Spitzer's uncovering of scandals in industries ranging from investment banking to mutual funds to insurance has given a new meaning to reform on Wall Street. Still, the 45-year-old attorney general denies that his work is motivated by a political agenda.

In an interview with the Denver Post, Spitzer refutes his critics' argument that his resolve to unearth corrupt practices on Wall Street is dictated by his aspirations to run for New York governor next year.

"Challenging the motive of the prosecutor is the last refuge of the guilty," he says.
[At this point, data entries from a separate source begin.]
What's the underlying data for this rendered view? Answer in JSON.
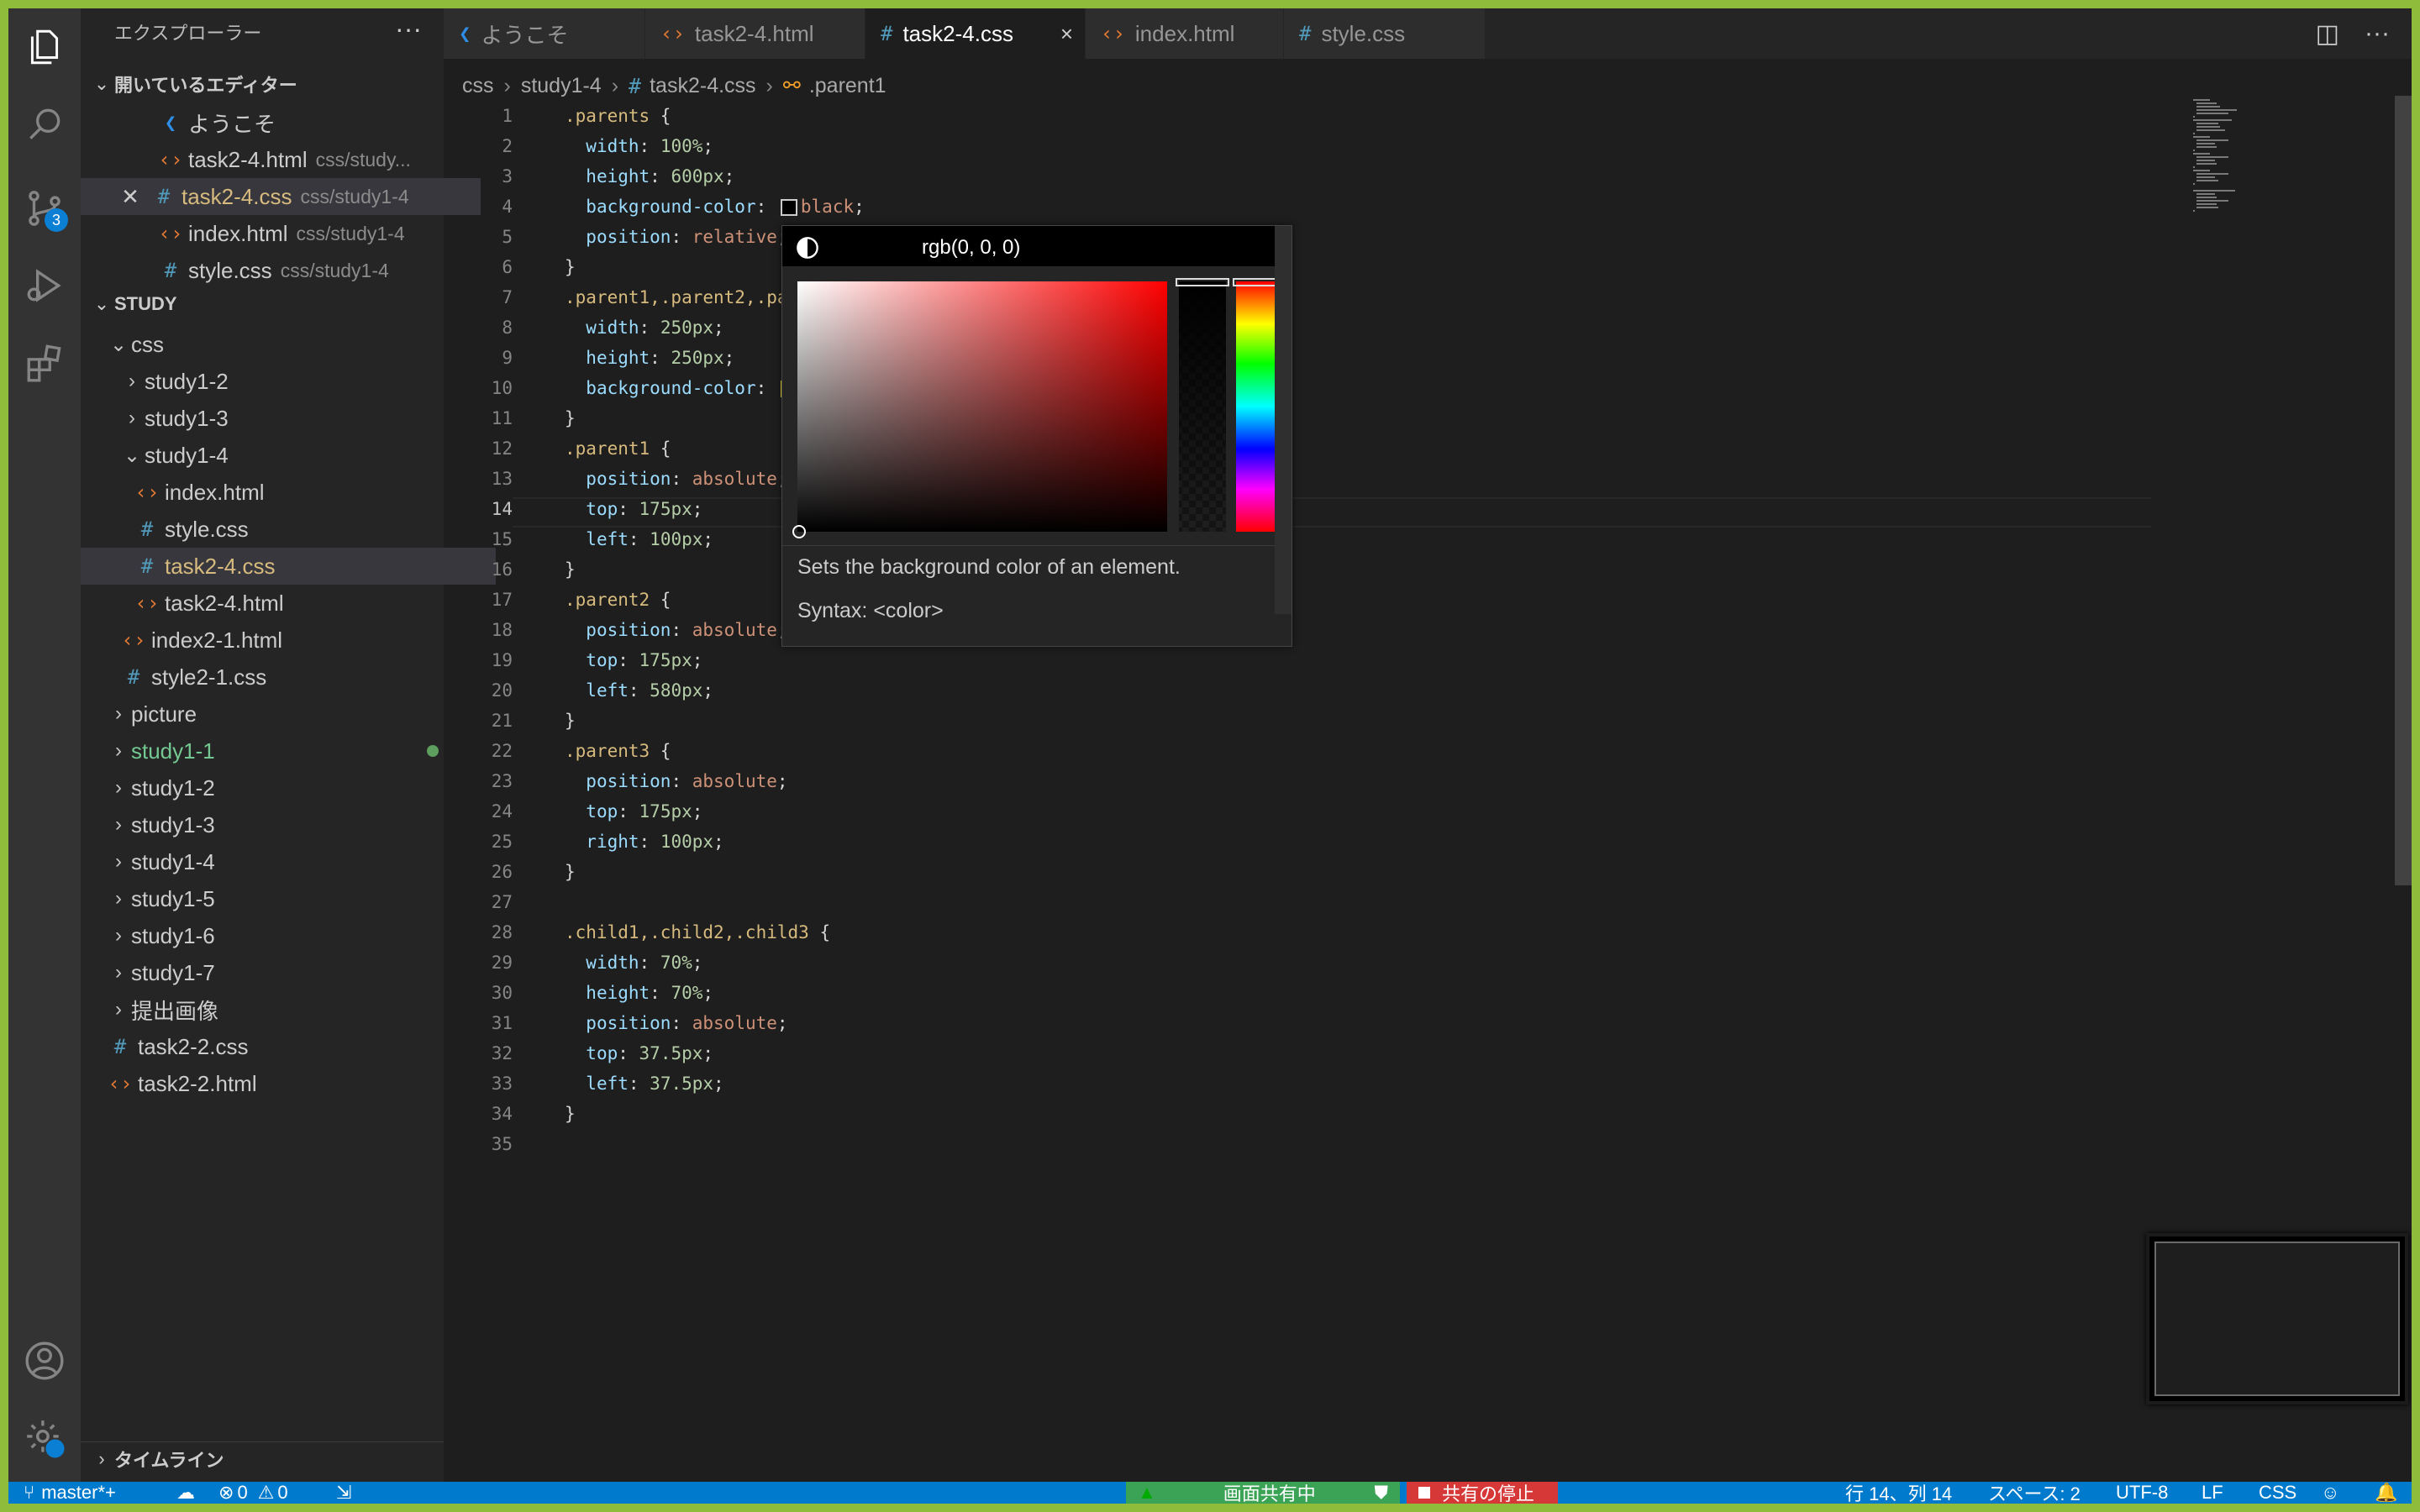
{
  "sidebar": {
    "title": "エクスプローラー",
    "more": "···",
    "open_editors": {
      "label": "開いているエディター",
      "items": [
        {
          "name": "ようこそ",
          "desc": ""
        },
        {
          "name": "task2-4.html",
          "desc": "css/study..."
        },
        {
          "name": "task2-4.css",
          "desc": "css/study1-4"
        },
        {
          "name": "index.html",
          "desc": "css/study1-4"
        },
        {
          "name": "style.css",
          "desc": "css/study1-4"
        }
      ]
    },
    "workspace": {
      "label": "STUDY",
      "tree": [
        "css",
        "study1-2",
        "study1-3",
        "study1-4",
        "index.html",
        "style.css",
        "task2-4.css",
        "task2-4.html",
        "index2-1.html",
        "style2-1.css",
        "picture",
        "study1-1",
        "study1-2",
        "study1-3",
        "study1-4",
        "study1-5",
        "study1-6",
        "study1-7",
        "提出画像",
        "task2-2.css",
        "task2-2.html"
      ]
    },
    "timeline": "タイムライン"
  },
  "activity": {
    "scm_badge": "3"
  },
  "tabs": [
    {
      "label": "ようこそ",
      "icon": "vscode-icon"
    },
    {
      "label": "task2-4.html",
      "icon": "html-icon"
    },
    {
      "label": "task2-4.css",
      "icon": "css-icon",
      "active": true
    },
    {
      "label": "index.html",
      "icon": "html-icon"
    },
    {
      "label": "style.css",
      "icon": "css-icon"
    }
  ],
  "tab_close": "×",
  "tab_actions": {
    "split": "◫",
    "more": "···"
  },
  "breadcrumb": [
    "css",
    "study1-4",
    "task2-4.css",
    ".parent1"
  ],
  "breadcrumb_sep": "›",
  "editor": {
    "current_line": 14,
    "lines": [
      ".parents {",
      "  width: 100%;",
      "  height: 600px;",
      "  background-color: black;",
      "  position: relative;",
      "}",
      ".parent1,.parent2,.pare",
      "  width: 250px;",
      "  height: 250px;",
      "  background-color: ",
      "}",
      ".parent1 {",
      "  position: absolute;",
      "  top: 175px;",
      "  left: 100px;",
      "}",
      ".parent2 {",
      "  position: absolute;",
      "  top: 175px;",
      "  left: 580px;",
      "}",
      ".parent3 {",
      "  position: absolute;",
      "  top: 175px;",
      "  right: 100px;",
      "}",
      "",
      ".child1,.child2,.child3 {",
      "  width: 70%;",
      "  height: 70%;",
      "  position: absolute;",
      "  top: 37.5px;",
      "  left: 37.5px;",
      "}",
      ""
    ]
  },
  "color_picker": {
    "value": "rgb(0, 0, 0)",
    "description": "Sets the background color of an element.",
    "syntax": "Syntax: <color>",
    "swatch_yellow": "#ffeb3b",
    "swatch_black": "#000000"
  },
  "status": {
    "branch": "master*+",
    "errors": "0",
    "warnings": "0",
    "sharing": "画面共有中",
    "stop_sharing": "共有の停止",
    "position": "行 14、列 14",
    "spaces": "スペース: 2",
    "encoding": "UTF-8",
    "eol": "LF",
    "language": "CSS"
  },
  "colors": {
    "accent": "#007acc",
    "frame": "#8fbc3b",
    "share_green": "#3ba356",
    "share_red": "#d63838"
  }
}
He spares no sympathy for government prosecutors who have turned a blind eye to wrongdoing on Wall Street. "The people in Washington who were supposed to be doing these things are spineless and gutless," he said. "They're more worried about what their next job will be than in actually challenging people they are supposed to be overseeing."

This year, Spitzer is expected to turn his attention to the pharmaceutical industry. While that might only make his critics pick on him more, Spitzer insists that it is not politics that governs his work, but capitalism.

"The rule of law is what makes capitalism," he said. "Most CEOs understand that they all benefit when there's honesty in the marketplace."